Alito, joining with Gorsuch in dissent, pointed out that lower courts are divided on the issue.
“In the cases now before us, a statute enacted by the Pennsylvania Legislature unequivocally requires that mailed ballots be received by 8 p.m. on election day. … Nevertheless, the Pennsylvania Supreme Court … altered that deadline and ordered that mailed ballots be counted if received up to three days after the election,” he said.
Thomas, in a separate opinion, noted that the Constitution gives each state legislature the authority to determine the “manner” of federal elections.
“Yet both before and after the 2020 election, nonlegislative officials in various States took it upon themselves to set the rules instead,” he wrote.

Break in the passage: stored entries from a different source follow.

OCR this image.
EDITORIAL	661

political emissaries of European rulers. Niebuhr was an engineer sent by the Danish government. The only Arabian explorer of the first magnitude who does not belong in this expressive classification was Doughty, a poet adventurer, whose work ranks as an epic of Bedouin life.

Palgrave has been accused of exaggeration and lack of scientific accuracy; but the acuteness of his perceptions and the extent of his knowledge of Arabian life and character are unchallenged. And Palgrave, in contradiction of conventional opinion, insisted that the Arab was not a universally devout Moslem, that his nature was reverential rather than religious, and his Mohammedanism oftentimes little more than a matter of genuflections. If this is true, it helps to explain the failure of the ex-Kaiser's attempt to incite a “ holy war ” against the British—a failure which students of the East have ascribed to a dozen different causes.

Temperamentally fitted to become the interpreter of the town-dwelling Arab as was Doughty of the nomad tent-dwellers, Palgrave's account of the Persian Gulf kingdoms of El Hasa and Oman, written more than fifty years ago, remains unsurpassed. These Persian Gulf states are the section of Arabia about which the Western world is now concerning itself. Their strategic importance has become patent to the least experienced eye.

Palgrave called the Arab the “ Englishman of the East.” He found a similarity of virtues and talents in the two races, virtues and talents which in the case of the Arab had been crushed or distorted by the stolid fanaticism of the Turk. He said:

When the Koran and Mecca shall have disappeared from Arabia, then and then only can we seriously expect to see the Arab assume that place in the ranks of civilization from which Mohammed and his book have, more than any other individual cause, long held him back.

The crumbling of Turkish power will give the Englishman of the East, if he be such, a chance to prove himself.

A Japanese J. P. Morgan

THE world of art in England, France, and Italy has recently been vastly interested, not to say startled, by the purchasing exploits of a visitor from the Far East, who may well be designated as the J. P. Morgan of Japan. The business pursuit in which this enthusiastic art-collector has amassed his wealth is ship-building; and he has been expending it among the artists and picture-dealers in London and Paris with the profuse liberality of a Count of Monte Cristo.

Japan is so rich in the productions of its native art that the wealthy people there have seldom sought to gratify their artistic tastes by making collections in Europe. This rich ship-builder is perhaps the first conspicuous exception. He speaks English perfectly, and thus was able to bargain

“This is not a prescription for confidence. Changing the rules in the middle of the game is bad enough. Such rule changes by officials who may lack authority to do so is even worse. When those changes alter election results, they can severely damage the electoral system on which our self-governance so heavily depends. If state officials have the authority they have claimed, we need to make it clear. If not, we need to put an end to this practice now before the consequences become catastrophic,” he said.